As well as I can reconstruct the events which followed, I was struck upon the head, either by the tip of the tip of the canoe or the side of the tip of the canoe. As the car roared off to locales unknown, I staggered backwards, tripped over a convenient curb, and lay on my back upon the sidewalk.
Anyway, that’s probably what happened.
The next thing I remember, I heard some clopping sounds and opened my eyes to see the face of a man far, far above me. The face was attached to a body, and the body wore a police uniform, and this whole face/body/uniform amalgamation sat perched upon a titanic horse.
It was probably a Clydesdale, but it might have been one of those giant breeds, long thought to be extinct, which in days of yore stalked the Arabian Peninsula eating stray camels and unwary caravans of travelers.
“Ma’am, are you alright?” a sound emerging from the face spoke in my general direction. The man’s face, I mean. Not the horse’s.
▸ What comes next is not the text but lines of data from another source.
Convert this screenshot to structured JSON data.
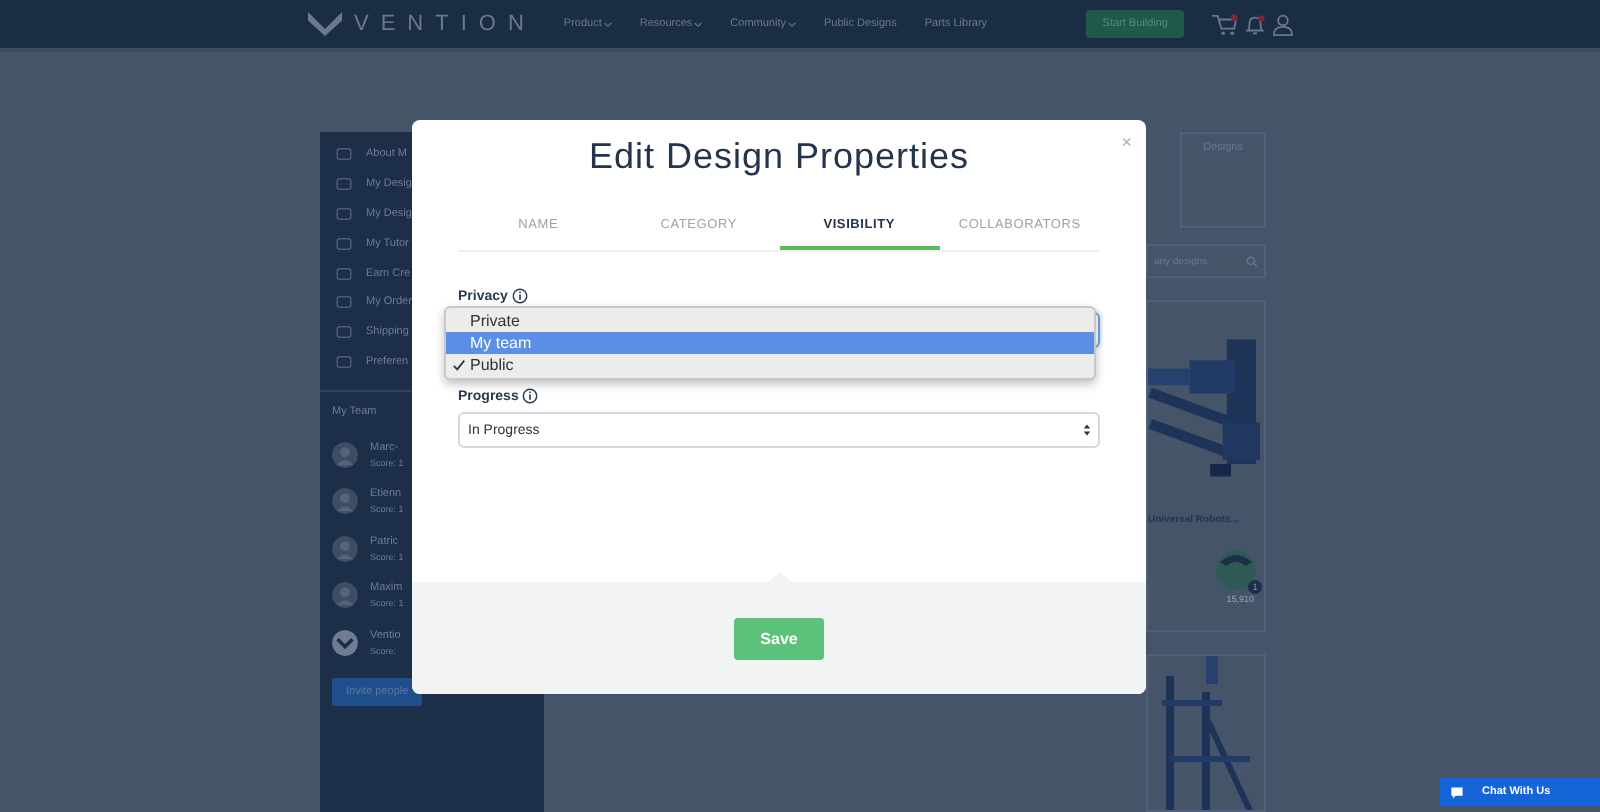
{
  "nav": {
    "logo": "VENTION",
    "links": [
      {
        "label": "Product",
        "dropdown": true
      },
      {
        "label": "Resources",
        "dropdown": true
      },
      {
        "label": "Community",
        "dropdown": true
      },
      {
        "label": "Public Designs",
        "dropdown": false
      },
      {
        "label": "Parts Library",
        "dropdown": false
      }
    ],
    "cta": "Start Building"
  },
  "sidebar": {
    "menu": [
      "About M",
      "My Desig",
      "My Desig",
      "My Tutor",
      "Earn Cre",
      "My Order",
      "Shipping",
      "Preferen"
    ],
    "team_heading": "My Team",
    "members": [
      {
        "name": "Marc-",
        "score": "Score: 1",
        "kind": "person"
      },
      {
        "name": "Etienn",
        "score": "Score: 1",
        "kind": "person"
      },
      {
        "name": "Patric",
        "score": "Score: 1",
        "kind": "person"
      },
      {
        "name": "Maxim",
        "score": "Score: 1",
        "kind": "person"
      },
      {
        "name": "Ventio",
        "score": "Score:",
        "kind": "logo"
      }
    ],
    "invite": "Invite people"
  },
  "main": {
    "tab": "Designs",
    "search_placeholder": "any designs",
    "cards": [
      {
        "kind": "design",
        "title": "Universal Robots...",
        "count": "15,910",
        "badge": "1"
      },
      {
        "kind": "picture"
      }
    ]
  },
  "modal": {
    "title": "Edit Design Properties",
    "close": "×",
    "tabs": [
      {
        "label": "NAME",
        "selected": false
      },
      {
        "label": "CATEGORY",
        "selected": false
      },
      {
        "label": "VISIBILITY",
        "selected": true
      },
      {
        "label": "COLLABORATORS",
        "selected": false
      }
    ],
    "privacy": {
      "label": "Privacy",
      "options": [
        {
          "label": "Private",
          "selected": false,
          "checked": false
        },
        {
          "label": "My team",
          "selected": true,
          "checked": false
        },
        {
          "label": "Public",
          "selected": false,
          "checked": true
        }
      ]
    },
    "progress": {
      "label": "Progress",
      "value": "In Progress"
    },
    "save": "Save"
  },
  "chat": "Chat With Us"
}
I found that I was holding the side of my head and crying. Heroically, of course…
I said, “I got hit!”
The man in the uniform looked around him. “Right here? By a car?”
“No, by a canoe!” I cried.
The man in the uniform began to appear less and less concerned with my situation. “Ma’am, where is this canoe now?”
I rubbed at the side of my head, right at the point of the impact. “I don’t know. It was a hit and run.”
The man in the uniform considered this for a moment. “A hit and run canoe on Main Street?”
“Yes.” I sniffled. It was true.
The horse took a couple clops backwards, and its rider said, “Ma’am, would you be able to stand up for me?”
Either the horse or its rider, or maybe the horse and its rider had sized me up as a drunk or a homeless person, or maybe a drunken homeless person. But I was not a drunken homeless person, or not this week, anyway. I was a hero on a mission. And so I stood up, just as I had been asked to do.
I still clutched the side of my head a bit, though.
Then the man in the uniform looked me up and he looked me down. “Ma’am, are you going to need to go to a hospital? Do you want to get checked out?”
So the horse and the man and the uniform all turned and started making their way back down Main Street. But I heard him exclaim as he clopped out of sight, “I’ll be sure to put an APB out for that canoe!”
I don’t think the canoe has caused me any permanent damage. I can still count from one to seventeen, and I still know that Barry Hussein Soetoro is currently occupying the people’s house on Pennsylvania Avenue, and I know that someday, somehow, I am going to find that rotten bastard with the canoe.
I am on a new mission now, you see, and I will walk these Big City streets until I can have my revenge.
How hard can it be to find a canoe in downtown Houston?